SCHÄBYSCHIGG

Album: „REtroSchPEKTivä“ (Narrenschiff)

Die Kapelle, eine fast Blaskapelle, wobei das Akkordeon ja auch Luft an die Stimmzungen bläst, ist mit ihrem zweiten Album zurück. Sie spielen mit Klarinette, zwei Trompeten, einer Basstrompete und ein Mann spielt abwechselnd die Tuba, das Akkordeon und hat bei ein paar Stücken den Leadgesang. Das ist neuer bei Schäbyschigg, sie singen etwas mehr und einmal vor allem einen längeren, engagierten Text, nämlich bei „Oh Wält“. Der Albumtitel setzt sich zusammen aus Retrospektive und Respekt, darum ist er so seltsam geschrieben. Der Gruppe geht es um Respekt vor Altem und vor Neuem, denn nichts ist oder war besser. Ihre Musik kann man zur Neuen Volksmusik zählen, es ist aber einfach mehrheitlich Instrumentalmusik zwischen Volksmusik, Jazz und einfach fantasievoller und toller Musik. in den einzelnen Stücken gibt es viele unerwartete Wendungen und Wechsel, was diese Musik speziell spannend macht. Vielleicht das schwächste Stück ist „Whiskey In The Jar“, es ist aber immer noch sehr gut, etwas weniger typisch Schäbyschigg. Auch ihr zweites Album gehört für mich wieder in meine persönliche Liste für das Album des Jahres.

Fredi Hallauer

EVELYN & KRISTINA BRUNNER

Album: „Mäander“ (info@evelyn-kristina-brunner.ch)

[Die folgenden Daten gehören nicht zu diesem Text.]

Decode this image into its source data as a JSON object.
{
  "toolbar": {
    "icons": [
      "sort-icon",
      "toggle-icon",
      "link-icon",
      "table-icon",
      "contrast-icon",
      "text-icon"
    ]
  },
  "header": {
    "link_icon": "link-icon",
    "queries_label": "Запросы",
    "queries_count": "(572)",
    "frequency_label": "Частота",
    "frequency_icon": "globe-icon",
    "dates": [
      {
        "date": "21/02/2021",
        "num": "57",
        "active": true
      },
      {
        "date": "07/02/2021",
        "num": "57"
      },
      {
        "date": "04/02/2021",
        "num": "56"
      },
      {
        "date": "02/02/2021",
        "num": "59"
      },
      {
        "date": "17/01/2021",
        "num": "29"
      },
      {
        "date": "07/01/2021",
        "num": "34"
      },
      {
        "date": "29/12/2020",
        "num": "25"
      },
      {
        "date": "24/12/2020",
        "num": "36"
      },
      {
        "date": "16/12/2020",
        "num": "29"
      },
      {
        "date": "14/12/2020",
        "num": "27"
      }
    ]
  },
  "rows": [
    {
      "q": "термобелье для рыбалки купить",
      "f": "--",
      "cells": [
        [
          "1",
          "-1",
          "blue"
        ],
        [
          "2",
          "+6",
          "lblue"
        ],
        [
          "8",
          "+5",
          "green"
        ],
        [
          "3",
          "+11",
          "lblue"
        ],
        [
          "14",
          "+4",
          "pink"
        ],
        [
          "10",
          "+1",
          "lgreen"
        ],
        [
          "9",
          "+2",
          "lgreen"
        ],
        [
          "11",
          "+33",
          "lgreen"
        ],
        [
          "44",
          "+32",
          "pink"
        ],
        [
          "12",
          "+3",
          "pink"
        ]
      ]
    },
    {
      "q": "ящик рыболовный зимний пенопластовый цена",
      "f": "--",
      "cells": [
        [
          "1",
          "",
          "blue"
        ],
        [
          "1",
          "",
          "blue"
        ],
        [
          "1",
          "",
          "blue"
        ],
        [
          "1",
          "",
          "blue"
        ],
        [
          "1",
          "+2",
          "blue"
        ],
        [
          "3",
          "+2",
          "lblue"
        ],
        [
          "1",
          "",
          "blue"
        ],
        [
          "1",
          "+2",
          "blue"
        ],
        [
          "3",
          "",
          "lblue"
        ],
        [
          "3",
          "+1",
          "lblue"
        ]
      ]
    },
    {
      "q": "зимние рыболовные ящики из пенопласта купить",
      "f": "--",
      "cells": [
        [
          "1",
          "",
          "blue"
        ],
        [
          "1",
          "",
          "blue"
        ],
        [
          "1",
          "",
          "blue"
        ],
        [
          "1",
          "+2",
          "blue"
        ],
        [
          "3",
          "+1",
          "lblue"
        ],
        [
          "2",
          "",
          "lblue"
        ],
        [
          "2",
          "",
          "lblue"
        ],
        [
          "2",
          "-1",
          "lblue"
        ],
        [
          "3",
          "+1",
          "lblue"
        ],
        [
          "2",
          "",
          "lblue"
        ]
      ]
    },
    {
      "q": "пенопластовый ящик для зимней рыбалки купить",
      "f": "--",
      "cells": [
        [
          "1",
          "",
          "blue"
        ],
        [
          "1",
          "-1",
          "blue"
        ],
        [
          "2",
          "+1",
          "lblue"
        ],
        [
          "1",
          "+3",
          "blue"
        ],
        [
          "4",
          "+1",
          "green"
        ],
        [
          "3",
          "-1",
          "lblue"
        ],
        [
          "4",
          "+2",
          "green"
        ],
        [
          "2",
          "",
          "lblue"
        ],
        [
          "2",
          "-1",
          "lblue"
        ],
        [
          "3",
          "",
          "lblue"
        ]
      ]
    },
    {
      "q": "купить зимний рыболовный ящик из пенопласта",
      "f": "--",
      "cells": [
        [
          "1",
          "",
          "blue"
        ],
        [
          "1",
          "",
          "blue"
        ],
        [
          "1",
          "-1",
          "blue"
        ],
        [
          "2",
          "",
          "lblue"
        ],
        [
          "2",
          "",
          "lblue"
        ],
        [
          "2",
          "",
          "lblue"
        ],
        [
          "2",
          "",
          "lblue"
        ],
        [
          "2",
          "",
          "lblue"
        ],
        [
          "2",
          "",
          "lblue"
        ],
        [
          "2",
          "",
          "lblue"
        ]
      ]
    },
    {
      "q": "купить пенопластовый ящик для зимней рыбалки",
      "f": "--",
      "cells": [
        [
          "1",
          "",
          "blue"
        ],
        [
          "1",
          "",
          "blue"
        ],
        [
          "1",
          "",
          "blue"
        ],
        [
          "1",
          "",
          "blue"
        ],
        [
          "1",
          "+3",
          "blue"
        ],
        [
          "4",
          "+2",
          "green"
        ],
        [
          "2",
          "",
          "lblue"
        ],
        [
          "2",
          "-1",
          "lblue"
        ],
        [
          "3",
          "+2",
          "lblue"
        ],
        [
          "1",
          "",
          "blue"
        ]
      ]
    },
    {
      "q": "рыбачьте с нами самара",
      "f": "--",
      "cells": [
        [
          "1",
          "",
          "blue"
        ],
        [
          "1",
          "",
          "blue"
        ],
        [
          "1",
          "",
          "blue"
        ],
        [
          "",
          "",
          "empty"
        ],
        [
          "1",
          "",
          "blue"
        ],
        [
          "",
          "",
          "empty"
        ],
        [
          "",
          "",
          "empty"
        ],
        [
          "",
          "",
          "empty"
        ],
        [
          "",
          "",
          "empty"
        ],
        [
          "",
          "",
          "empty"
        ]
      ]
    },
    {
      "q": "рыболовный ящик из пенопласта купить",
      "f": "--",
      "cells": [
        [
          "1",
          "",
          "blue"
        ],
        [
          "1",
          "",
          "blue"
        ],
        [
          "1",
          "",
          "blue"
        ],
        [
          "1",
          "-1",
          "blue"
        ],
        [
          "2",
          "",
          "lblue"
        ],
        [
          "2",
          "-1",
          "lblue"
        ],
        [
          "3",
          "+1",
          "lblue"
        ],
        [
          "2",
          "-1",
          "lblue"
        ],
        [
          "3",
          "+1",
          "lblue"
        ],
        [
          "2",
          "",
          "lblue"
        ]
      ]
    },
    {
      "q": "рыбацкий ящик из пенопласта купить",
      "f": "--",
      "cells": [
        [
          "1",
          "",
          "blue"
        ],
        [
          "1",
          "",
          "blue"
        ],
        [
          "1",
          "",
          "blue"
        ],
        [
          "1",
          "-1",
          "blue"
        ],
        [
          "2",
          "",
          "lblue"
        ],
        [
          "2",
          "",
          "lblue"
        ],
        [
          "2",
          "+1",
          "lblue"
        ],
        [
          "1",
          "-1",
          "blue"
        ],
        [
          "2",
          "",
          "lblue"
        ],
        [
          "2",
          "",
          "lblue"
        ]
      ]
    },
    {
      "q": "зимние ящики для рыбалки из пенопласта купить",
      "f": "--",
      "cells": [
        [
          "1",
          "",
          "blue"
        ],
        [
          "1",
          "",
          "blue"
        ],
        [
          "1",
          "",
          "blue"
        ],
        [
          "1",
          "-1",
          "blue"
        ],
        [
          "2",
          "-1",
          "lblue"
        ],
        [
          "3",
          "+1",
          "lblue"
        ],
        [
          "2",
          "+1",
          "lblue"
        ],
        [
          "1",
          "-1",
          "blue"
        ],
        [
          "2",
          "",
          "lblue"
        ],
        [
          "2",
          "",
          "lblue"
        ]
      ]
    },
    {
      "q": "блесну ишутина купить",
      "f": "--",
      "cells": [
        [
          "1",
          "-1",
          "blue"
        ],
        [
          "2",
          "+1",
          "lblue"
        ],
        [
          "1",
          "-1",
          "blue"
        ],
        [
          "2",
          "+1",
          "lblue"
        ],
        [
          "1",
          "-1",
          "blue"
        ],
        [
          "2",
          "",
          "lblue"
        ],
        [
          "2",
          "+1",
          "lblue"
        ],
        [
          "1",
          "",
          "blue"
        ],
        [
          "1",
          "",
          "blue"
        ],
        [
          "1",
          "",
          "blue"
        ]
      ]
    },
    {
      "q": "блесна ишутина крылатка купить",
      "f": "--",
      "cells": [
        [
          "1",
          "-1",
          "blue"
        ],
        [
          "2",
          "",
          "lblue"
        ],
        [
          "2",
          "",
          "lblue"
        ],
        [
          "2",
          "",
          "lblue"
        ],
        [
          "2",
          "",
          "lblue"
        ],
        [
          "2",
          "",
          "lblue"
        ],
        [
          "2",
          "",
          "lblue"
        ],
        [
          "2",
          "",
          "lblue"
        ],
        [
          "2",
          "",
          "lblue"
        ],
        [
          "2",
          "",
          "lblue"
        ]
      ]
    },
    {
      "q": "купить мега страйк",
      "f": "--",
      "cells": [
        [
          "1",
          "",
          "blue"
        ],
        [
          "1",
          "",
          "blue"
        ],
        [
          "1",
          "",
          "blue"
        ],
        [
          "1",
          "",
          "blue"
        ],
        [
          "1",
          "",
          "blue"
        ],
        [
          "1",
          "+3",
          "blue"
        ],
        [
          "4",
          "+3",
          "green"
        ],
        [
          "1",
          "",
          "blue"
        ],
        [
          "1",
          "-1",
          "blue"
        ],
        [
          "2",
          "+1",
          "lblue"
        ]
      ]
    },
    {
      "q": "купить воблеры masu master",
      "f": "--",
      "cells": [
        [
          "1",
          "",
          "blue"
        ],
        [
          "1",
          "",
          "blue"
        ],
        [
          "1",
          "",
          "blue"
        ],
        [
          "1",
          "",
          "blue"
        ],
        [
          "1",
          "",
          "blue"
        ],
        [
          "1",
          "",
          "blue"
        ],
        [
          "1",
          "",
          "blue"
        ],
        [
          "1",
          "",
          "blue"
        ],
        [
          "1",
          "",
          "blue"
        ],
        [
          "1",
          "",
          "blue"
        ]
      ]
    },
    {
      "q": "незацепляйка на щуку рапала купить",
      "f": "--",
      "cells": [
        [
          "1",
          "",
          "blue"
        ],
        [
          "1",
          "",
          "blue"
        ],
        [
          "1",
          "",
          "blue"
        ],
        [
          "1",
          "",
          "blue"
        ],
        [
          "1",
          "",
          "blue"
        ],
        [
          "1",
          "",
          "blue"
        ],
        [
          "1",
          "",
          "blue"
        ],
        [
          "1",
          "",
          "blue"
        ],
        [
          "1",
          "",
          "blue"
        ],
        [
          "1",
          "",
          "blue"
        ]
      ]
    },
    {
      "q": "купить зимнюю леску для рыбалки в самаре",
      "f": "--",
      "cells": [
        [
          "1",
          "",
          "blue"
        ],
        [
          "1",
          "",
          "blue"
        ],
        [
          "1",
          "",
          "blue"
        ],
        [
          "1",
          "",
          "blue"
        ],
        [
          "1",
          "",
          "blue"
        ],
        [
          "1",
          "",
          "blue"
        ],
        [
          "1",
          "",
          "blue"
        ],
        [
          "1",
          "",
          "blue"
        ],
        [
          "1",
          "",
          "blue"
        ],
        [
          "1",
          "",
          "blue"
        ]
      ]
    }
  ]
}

Die beiden genialen Musikerinnen, welche auf vielen Alben in den verschiedensten Besetzungen zu hören sind, haben wiederum ein Album im Duo aufgenommen. Da ist nicht anderes zu hören als Schwyzerörgeli, Cello und Kontrabass. Wer jetzt aber denkt, das ist spärlich, merkt beim Hören, wieviel und wie vielseitig diese Instrumente nutzbar sind. Die Musik ist auf höchstem Niveau gespielt. Viel verspieltes aber auch melancholisches kommt zum Zuge. Schon alleine wie die beiden das Schwyzerörgeli spielen ist phänomenal. Wenn sie dann entweder das Cello oder den Kontrabass dazunehmen wird es spannend. Wunderbare Stellen sind die, bei welchen das Cello oder der Kontrabass vorspielt (wie es in der Volksmusik heisst). Wer aber einfach Ländlermusik erwartet liegt hier falsch, Volksmusik ja, aber die heutige hohe Kunst der Volksmusik, welche aber trotzdem so einfach klingt, dass sie wohltuend wirkt. Dazwischen spielen die Beiden auch Cello und Kontrabass zusammen, ohne Örgeli, und werden musikalische Grenzgängerinnen. Überhaupt sind diese Klänge eine Mischung aus Volksmusik, Jazz und Klassik, halt einfach tolle Musik. Da es Instrumentalmusik ist, wird einem nichts vorgesungen höchsten die Titel geben eine Stütze. Die heissen z.B.: „Rondell“; „Chunnt scho guet“, „Odcast-Schottisch“ oder „Loube“. Musik zum Geniessen und den Tag ausklingen zu lassen, gerade jetzt wo die Abende länger werden.